His next step took our breath away. He fixed himself up with an interview for the Navy.
He downloaded the necessary forms, filled them in, and persuaded his quaking parent to sign them. He wants to be a medic - or an engineer..... or... He was very nearly accepted too. The interviewer was enthusiastic, said he was just the sort of young chap they need. Then he was given some test papers. He passed them all until the b***dy maths. ‘Come back in six months’ he was told regretfully. ‘If we can see you have been working at your maths then we’ll see what we can do.’
It turns out he has been watching documentaries, youtube clips, researching on the net, about life in the Royal Navy, for two or three years. He knows, as much as he can without the experience, what he is letting himself in for. Sharing fish and chips and a bottle of wine with him last night I was amazed by the details he has picked up.
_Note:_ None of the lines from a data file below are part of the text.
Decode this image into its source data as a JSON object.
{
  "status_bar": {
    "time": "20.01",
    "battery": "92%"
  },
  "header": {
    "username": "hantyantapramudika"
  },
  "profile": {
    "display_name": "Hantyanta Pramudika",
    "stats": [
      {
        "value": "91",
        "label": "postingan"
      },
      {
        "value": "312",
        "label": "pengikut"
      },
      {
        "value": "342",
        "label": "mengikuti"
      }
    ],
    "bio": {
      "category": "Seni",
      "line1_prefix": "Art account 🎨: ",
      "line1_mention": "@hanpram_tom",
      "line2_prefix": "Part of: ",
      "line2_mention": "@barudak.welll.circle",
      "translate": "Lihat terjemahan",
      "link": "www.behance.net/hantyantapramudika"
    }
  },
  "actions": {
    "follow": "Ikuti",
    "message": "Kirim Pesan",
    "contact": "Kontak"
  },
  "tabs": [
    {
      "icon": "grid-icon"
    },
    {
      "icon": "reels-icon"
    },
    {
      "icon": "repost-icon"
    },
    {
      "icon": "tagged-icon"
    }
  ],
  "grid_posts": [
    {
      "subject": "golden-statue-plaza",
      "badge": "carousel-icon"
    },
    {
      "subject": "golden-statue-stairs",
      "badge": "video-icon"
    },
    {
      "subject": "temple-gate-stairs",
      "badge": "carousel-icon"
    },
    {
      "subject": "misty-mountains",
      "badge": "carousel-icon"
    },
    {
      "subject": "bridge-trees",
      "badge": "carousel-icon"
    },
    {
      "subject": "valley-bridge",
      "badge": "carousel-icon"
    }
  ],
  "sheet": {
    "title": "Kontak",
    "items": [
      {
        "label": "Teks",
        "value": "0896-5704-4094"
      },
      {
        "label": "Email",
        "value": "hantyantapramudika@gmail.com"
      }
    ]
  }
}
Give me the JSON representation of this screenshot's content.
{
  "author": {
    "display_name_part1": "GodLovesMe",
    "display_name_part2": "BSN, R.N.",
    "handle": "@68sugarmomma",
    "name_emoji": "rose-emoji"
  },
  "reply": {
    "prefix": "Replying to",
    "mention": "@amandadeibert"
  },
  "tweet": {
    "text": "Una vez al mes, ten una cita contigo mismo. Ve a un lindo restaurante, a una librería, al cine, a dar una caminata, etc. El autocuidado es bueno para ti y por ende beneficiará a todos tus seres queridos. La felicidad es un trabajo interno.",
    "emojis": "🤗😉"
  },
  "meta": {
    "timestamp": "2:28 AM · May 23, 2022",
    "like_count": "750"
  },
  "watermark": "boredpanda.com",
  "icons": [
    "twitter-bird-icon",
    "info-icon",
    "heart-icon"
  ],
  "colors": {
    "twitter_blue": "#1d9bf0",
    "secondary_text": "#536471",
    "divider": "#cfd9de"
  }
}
It still seems ridiculous that this young man who disliked the institutionalised life of school so heartily, would put himself into an organisation that imposes an even stricter discipline and demand for conformity.
Increasingly, he reminds me of his uncle who was not at all absorbed or engaged by academic subjects as they were taught in school, but once he had a purpose in mind could achieve anything he set his mind to. After years of managing water sports centres he is now on his way to becoming a chartered accountant.
What I do wish schools (governments?) could get over is the emphasis on exams. The school we chose for him was founded by a man with ideals. He saw the importance of developing the whole child, of allowing the full potential of that child to emerge. Nowadays, with league tables and the unnatural emphasis on the certain sort of intelligence that enables people to pass exams, the school has lost its way. At sixteen they are given the impression that a pass or fail will determine the whole of their future. That’s nonsense, but teenagers are intense creatures and take this to heart. It’s dangerous. They learn to define themselves by results and it is hard work to swing the emotional balance, to stop them from writing themselves off as failures.